The acute regulatory effects of glucose on proinsulin synthesis at the translational level and the subsequent processing of newly made hormone through the insulin biosynthetic-secretory pathway in a clonal cell line (HIT-T15 cells) of simian virus 40-transformed hamster pancreatic islet beta-cells were examined.
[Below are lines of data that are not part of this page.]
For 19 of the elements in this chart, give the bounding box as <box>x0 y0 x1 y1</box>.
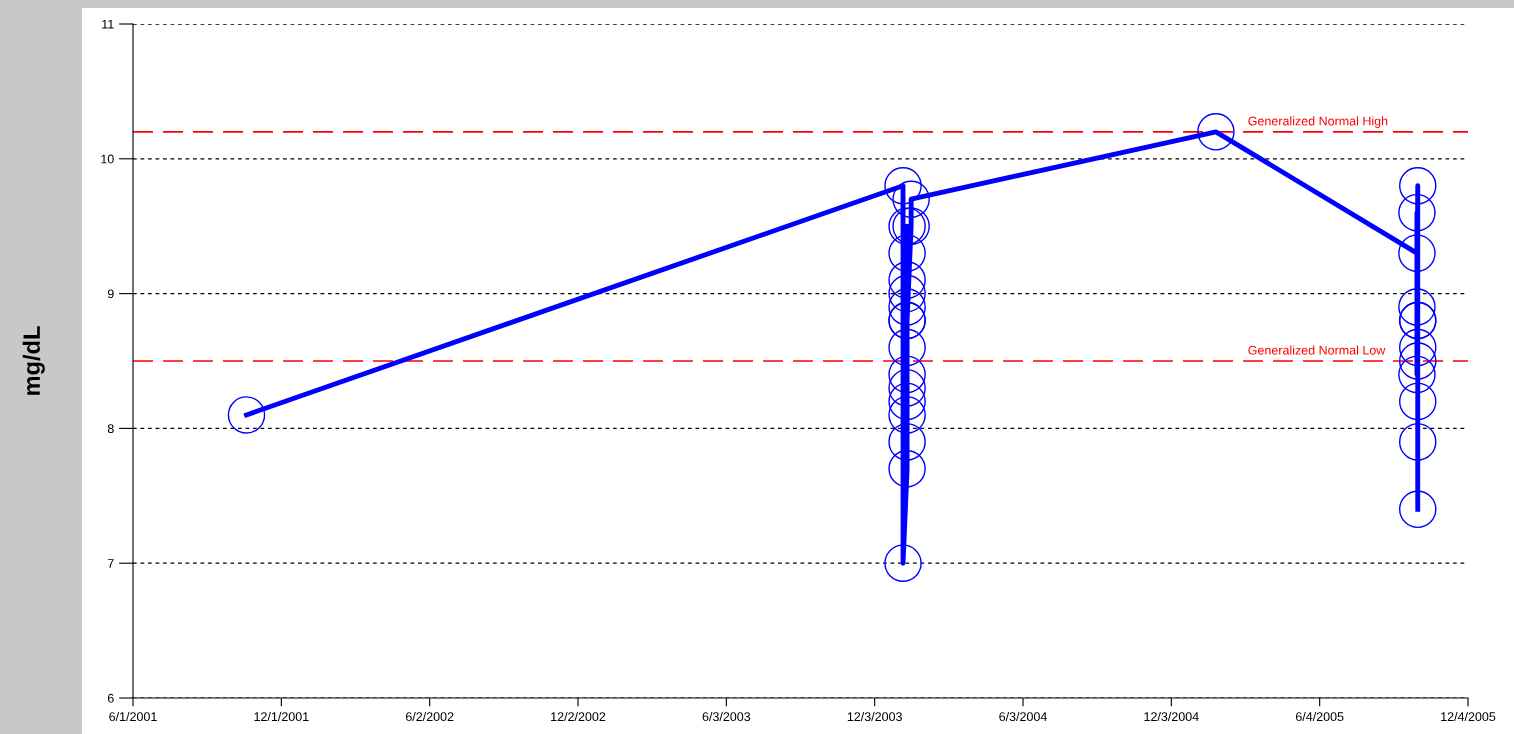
x-tick-label: 6/4/2005 <box>1295 711 1344 722</box>
y-axis-title: mg/dL <box>22 326 45 395</box>
y-tick-label: 7 <box>107 559 114 568</box>
x-tick-label: 6/1/2001 <box>109 711 157 722</box>
x-tick-label: 6/3/2004 <box>999 711 1047 722</box>
x-tick-label: 6/2/2002 <box>405 711 454 722</box>
x-tick-label: 12/1/2001 <box>254 711 309 722</box>
y-tick-label: 9 <box>107 289 114 299</box>
y-tick-label: 10 <box>101 154 114 164</box>
ref-line-label: Generalized Normal High <box>1248 116 1388 128</box>
x-tick-label: 12/3/2004 <box>1144 711 1199 722</box>
y-tick-label: 8 <box>107 424 114 434</box>
y-tick-label: 11 <box>102 19 114 29</box>
y-tick-label: 6 <box>107 693 114 703</box>
x-tick-label: 12/3/2003 <box>847 711 902 722</box>
x-tick-label: 6/3/2003 <box>702 711 751 722</box>
x-tick-label: 12/4/2005 <box>1441 711 1496 722</box>
x-tick-label: 12/2/2002 <box>551 711 606 722</box>
ref-line-label: Generalized Normal Low <box>1248 345 1386 355</box>
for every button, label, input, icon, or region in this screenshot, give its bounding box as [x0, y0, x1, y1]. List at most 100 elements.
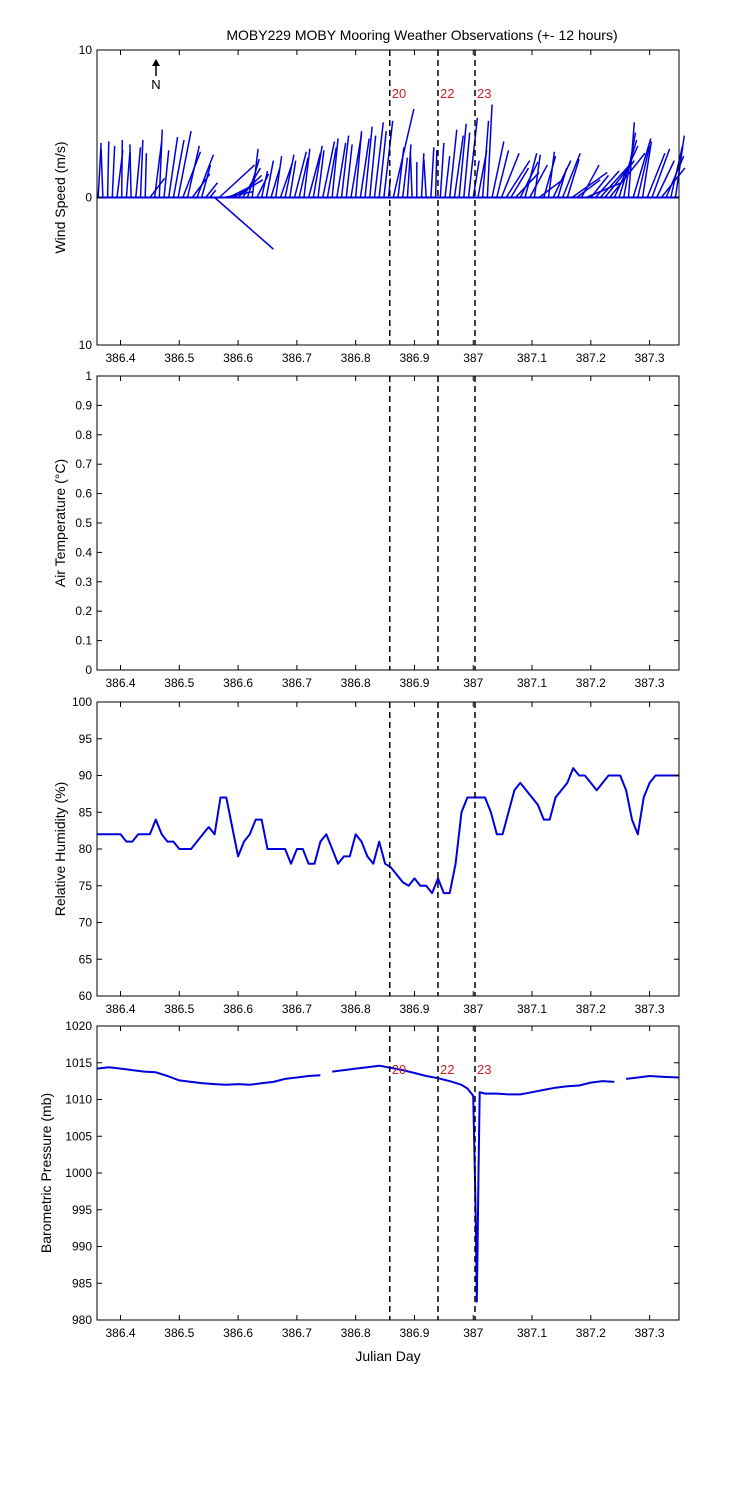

Proinsulin synthesis in HIT-T15 cells, assayed by immunoprecipitation, comprised 2.5-5% of the total protein synthesis during a 40-min pulse label period, though preproinsulin mRNA levels were only 0.25-0.29% of the total mRNA. There was no specific enhancement of proinsulin synthesis in response to increasing concentrations of glucose or other tested metabolites or by agents stimulating the cAMP or protein kinase-C second messenger systems during a 40-min pulse label period. Compared to that in normal beta-cells, processing of proinsulin to insulin was markedly retarded. Unlike that in normal beta-cells, newly synthesized hormone in HIT cells was secreted at a very low rate that was not enhanced by a high glucose concentration and was not preferentially secreted compared with preformed hormone. Thus, although a glucose sensor was present in HIT cells, since secretion of preformed insulin stores was stimulated 8-fold between glucose concentrations of 0 and 11 mM, regulation at several stages in the passage of newly made insulin through the biosynthetic-secretory pathway did not display the acute glucose sensitivity seen in normal nontransformed beta-cells.